More info on [laion/clap-htsat-unfused](https://huggingface.co/laion/clap-htsat-unfused).

### Sampling Rate for Transformer Models
- How long does 1 second of high resolution audio (192,000 Hz) appear to the Whisper model (which is trained to expect audio files at 16,000 Hz)? 

In [9]:
(1 * 192000) / 16000

- The 1 second of high resolution audio appears to the model as if it is 12 seconds of audio.

- How about 5 seconds of audio?

In [10]:
(5 * 192000) / 16000

- 5 seconds of high resolution audio appears to the model as if it is 60 seconds of audio.

In [11]:
zero_shot_classifier.feature_extractor.sampling_rate

In [12]:
audio_sample["audio"]["sampling_rate"]

* Set the correct sampling rate for the input and the model.

In [13]:
from datasets import Audio

In [14]:
dataset = dataset.cast_column(
    "audio",
     Audio(sampling_rate=48_000))

In [15]:
audio_sample = dataset[0]

In [16]:
audio_sample

In [17]:
candidate_labels = ["Sound of a dog",
                    "Sound of vacuum cleaner"]

In [18]:
zero_shot_classifier(audio_sample["audio"]["array"],
                     candidate_labels=candidate_labels)

From the analysis of the values of the scores, it can be concluded that the best candidate_labels seems to be "Sound of a dog", since its score is higher than the other candidate_labels (score 0.99 vs. 0.001)

In [19]:
candidate_labels = ["Sound of a child crying",
                    "Sound of vacuum cleaner",
                    "Sound of a bird singing",
                    "Sound of an airplane"]

In [20]:
zero_shot_classifier(audio_sample["audio"]["array"],
                     candidate_labels=candidate_labels)

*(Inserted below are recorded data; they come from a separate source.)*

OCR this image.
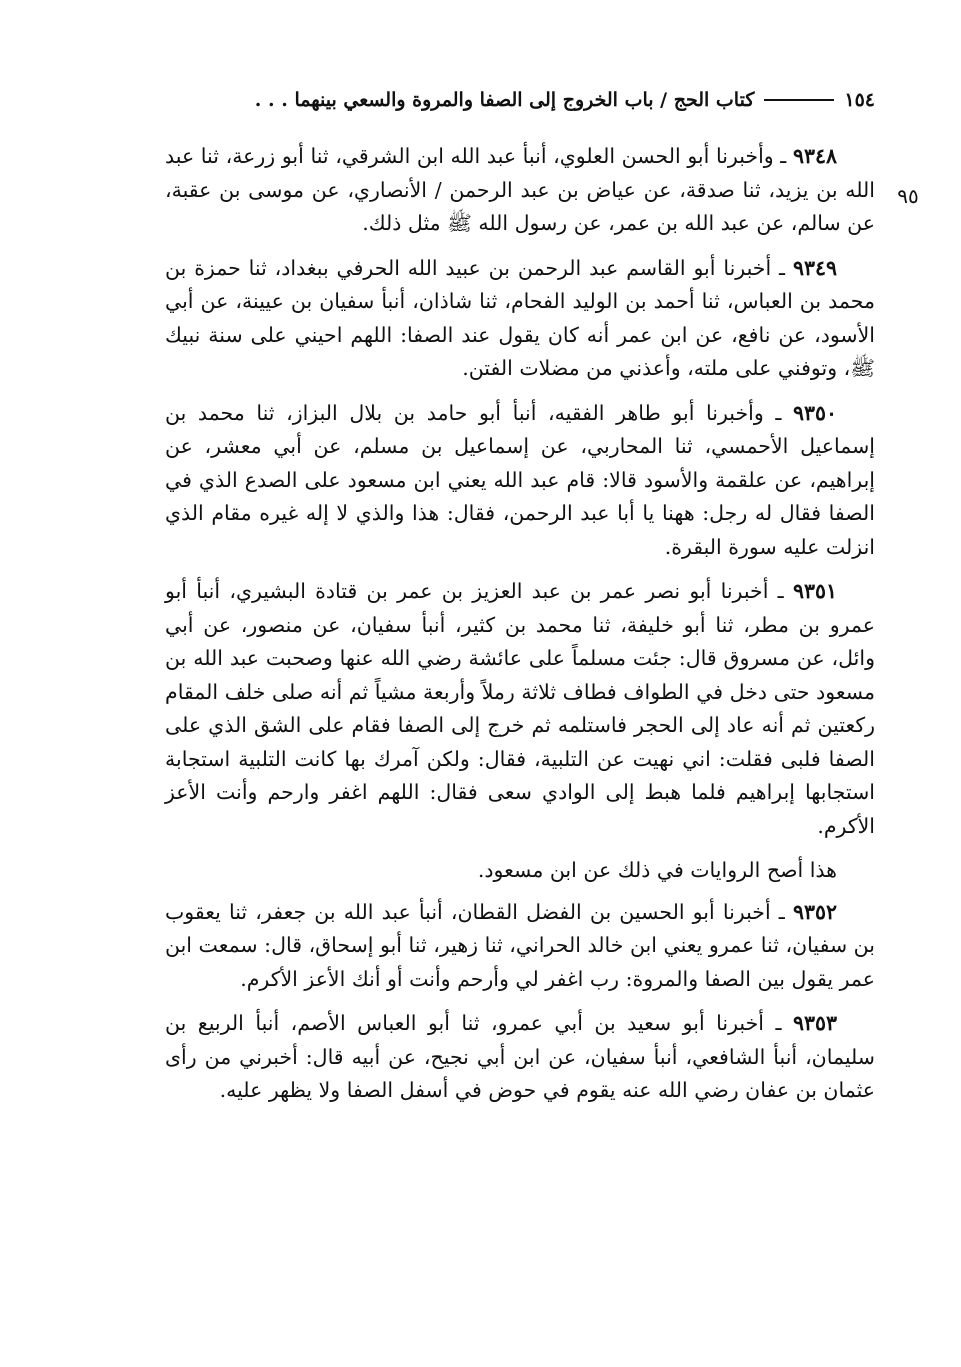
١٥٤
كتاب الحج / باب الخروج إلى الصفا والمروة والسعي بينهما . . .
٩٥

٩٣٤٨ ـ وأخبرنا أبو الحسن العلوي، أنبأ عبد الله ابن الشرقي، ثنا أبو زرعة، ثنا عبد الله بن يزيد، ثنا صدقة، عن عياض بن عبد الرحمن / الأنصاري، عن موسى بن عقبة، عن سالم، عن عبد الله بن عمر، عن رسول الله ﷺ مثل ذلك.

٩٣٤٩ ـ أخبرنا أبو القاسم عبد الرحمن بن عبيد الله الحرفي ببغداد، ثنا حمزة بن محمد بن العباس، ثنا أحمد بن الوليد الفحام، ثنا شاذان، أنبأ سفيان بن عيينة، عن أبي الأسود، عن نافع، عن ابن عمر أنه كان يقول عند الصفا: اللهم احيني على سنة نبيك ﷺ، وتوفني على ملته، وأعذني من مضلات الفتن.

٩٣٥٠ ـ وأخبرنا أبو طاهر الفقيه، أنبأ أبو حامد بن بلال البزاز، ثنا محمد بن إسماعيل الأحمسي، ثنا المحاربي، عن إسماعيل بن مسلم، عن أبي معشر، عن إبراهيم، عن علقمة والأسود قالا: قام عبد الله يعني ابن مسعود على الصدع الذي في الصفا فقال له رجل: ههنا يا أبا عبد الرحمن، فقال: هذا والذي لا إله غيره مقام الذي انزلت عليه سورة البقرة.

٩٣٥١ ـ أخبرنا أبو نصر عمر بن عبد العزيز بن عمر بن قتادة البشيري، أنبأ أبو عمرو بن مطر، ثنا أبو خليفة، ثنا محمد بن كثير، أنبأ سفيان، عن منصور، عن أبي وائل، عن مسروق قال: جئت مسلماً على عائشة رضي الله عنها وصحبت عبد الله بن مسعود حتى دخل في الطواف فطاف ثلاثة رملاً وأربعة مشياً ثم أنه صلى خلف المقام ركعتين ثم أنه عاد إلى الحجر فاستلمه ثم خرج إلى الصفا فقام على الشق الذي على الصفا فلبى فقلت: اني نهيت عن التلبية، فقال: ولكن آمرك بها كانت التلبية استجابة استجابها إبراهيم فلما هبط إلى الوادي سعى فقال: اللهم اغفر وارحم وأنت الأعز الأكرم.

هذا أصح الروايات في ذلك عن ابن مسعود.

٩٣٥٢ ـ أخبرنا أبو الحسين بن الفضل القطان، أنبأ عبد الله بن جعفر، ثنا يعقوب بن سفيان، ثنا عمرو يعني ابن خالد الحراني، ثنا زهير، ثنا أبو إسحاق، قال: سمعت ابن عمر يقول بين الصفا والمروة: رب اغفر لي وأرحم وأنت أو أنك الأعز الأكرم.

٩٣٥٣ ـ أخبرنا أبو سعيد بن أبي عمرو، ثنا أبو العباس الأصم، أنبأ الربيع بن سليمان، أنبأ الشافعي، أنبأ سفيان، عن ابن أبي نجيح، عن أبيه قال: أخبرني من رأى عثمان بن عفان رضي الله عنه يقوم في حوض في أسفل الصفا ولا يظهر عليه.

Following analysis of the output, it can be concluded that in above example, the highest score (0.61) seems to be related to the sound of a bird singing. Important to be mentioned that in the above list of caandidates labels the "correct label"(Sound of a dog) is not enclosed. 

- EXAMPLE 2

Let's try the above models with some other audio files. 
The audio files are available in the following link 
https://huggingface.co/datasets/ashraq/esc50

In [21]:
audio_sample1 = dataset[1]

In [22]:
audio_sample1

In [23]:
from IPython.display import Audio as IPythonAudio
IPythonAudio(audio_sample1["audio"]["array"],
             rate=audio_sample1["audio"]["sampling_rate"])

In [24]:
from transformers import pipeline
zero_shot_classifier = pipeline(
    task="zero-shot-audio-classification",
    model="laion/clap-htsat-unfused")

 * Set the correct sampling rate for the input and the model.

In [25]:
from datasets import Audio

In [26]:
dataset = dataset.cast_column(
    "audio",
     Audio(sampling_rate=48_000))

In [27]:
audio_sample1 = dataset[1]

In [28]:
audio_sample1

From the analysis of the values of the scores, it can be concluded that the best candidate_labels seems to be "Sound of a bird", since its score is higher than the other candidate_labels (score 0.99 vs. 0.000006)

In [31]:
candidate_labels2 = ["Sound of a child crying",
                    "Sound of vacuum cleaner",
                    "Sound of a dog",
                    "Sound of an airplane"]

In [32]:
zero_shot_classifier(audio_sample1["audio"]["array"],
                     candidate_labels=candidate_labels2)

From the analysis of the values of the scores, it can be concluded that the best candidate_labels seems to be "Sound of a bird", since its score (score = 0.99) is higher than the others candidate_labels.

### Try it yourself! 
- Try this model with some other labels and audio files!